Он подтянул к себе свой широкий ремень, к которому был пристегнут небольшой кошелек. Открыв его, капитан вытащил один за другим четыре перстня. Все они были одинаковы и по размерам, и по форме, различаясь только тем, что было на печатке. Я узнала и тот, что нашел Мануэль — с вогнутой черточкой, и тот, что нашла сама в шкатулке — с выпуклой черточкой, и тот, что Мануэль снял с мертвого Рамона — с вогнутым крестом. Четвертый, с выпуклым крестом, я увидела впервые.

— А откуда у тебя этот? — спросила я, указав на последний перстень.

— Этот? — Майкл криво усмехнулся. — Он мне достался уже давно…

Ну-ка, надень-ка вот этот, с вогнутым крестом! Не бойся, ты ведь уже надевала эти, с черточкой… А я возьму с выпуклым крестом, и мы попробуем соединить кресты…

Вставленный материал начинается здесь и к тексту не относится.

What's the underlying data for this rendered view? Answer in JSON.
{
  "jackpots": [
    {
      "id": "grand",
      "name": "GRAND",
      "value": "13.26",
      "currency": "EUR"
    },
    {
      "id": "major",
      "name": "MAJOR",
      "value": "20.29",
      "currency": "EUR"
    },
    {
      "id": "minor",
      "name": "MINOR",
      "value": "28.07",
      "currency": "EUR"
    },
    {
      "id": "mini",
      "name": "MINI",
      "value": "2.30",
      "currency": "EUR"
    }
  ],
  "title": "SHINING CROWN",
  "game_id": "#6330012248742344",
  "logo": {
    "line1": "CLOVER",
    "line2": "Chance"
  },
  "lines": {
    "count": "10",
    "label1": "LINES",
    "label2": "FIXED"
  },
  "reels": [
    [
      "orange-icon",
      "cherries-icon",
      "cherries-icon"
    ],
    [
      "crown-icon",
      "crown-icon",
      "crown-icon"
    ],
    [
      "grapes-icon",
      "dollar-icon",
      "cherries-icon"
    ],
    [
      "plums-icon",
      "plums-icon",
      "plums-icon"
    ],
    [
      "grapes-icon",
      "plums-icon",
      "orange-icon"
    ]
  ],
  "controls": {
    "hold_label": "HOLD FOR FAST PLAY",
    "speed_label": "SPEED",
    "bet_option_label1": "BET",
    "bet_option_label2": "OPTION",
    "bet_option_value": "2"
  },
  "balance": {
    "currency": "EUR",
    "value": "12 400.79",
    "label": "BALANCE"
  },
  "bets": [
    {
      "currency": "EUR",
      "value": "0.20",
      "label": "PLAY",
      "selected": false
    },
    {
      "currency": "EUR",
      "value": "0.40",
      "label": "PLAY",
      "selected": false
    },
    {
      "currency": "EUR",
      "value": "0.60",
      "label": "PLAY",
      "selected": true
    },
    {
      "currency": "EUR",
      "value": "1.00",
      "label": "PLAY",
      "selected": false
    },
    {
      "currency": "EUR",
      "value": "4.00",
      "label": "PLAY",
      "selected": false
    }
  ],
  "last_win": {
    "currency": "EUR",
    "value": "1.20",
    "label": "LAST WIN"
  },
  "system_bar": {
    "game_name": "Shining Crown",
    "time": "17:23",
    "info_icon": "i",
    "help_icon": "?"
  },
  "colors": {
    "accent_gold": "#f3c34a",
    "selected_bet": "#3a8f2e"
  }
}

Что вспыхнуло у меня перед глазами? Молния? Воистину пути господни неисповедимы! Кто я? Мерседес-Консуэла или негритенок Мануэль? Куда меня несет, что это за ледяной ветер и тьма? Ад? Нет, не хочу туда! Не пойду! Я — честная женщина, я грешила лишь от тоски! Почему ж чувствую себя так плохо? Ах да, я, кажется, беременна! Да Бог с тобой, как может быть такое? Ведь я мужчина! Да, мужчина! И не какой-нибудь раб-негритенок! Я — капитан О'Брайен, верный слуга лорда-протектора! Пусть даже этот негодяй и втоптал в грязь мою добрую католическую Ирландию, а меня заставил отречься от Апостольской церкви. Он — личность, он — сила, он — гений! Он — победитель, который решился судить и казнить короля! А силу — уважают все. Даже я, которому приходится чаще действовать хитростью. Я, Майкл О'Брайен, ирландский дворянин, верно служащий Республике Англии, Шотландии и Ирландии…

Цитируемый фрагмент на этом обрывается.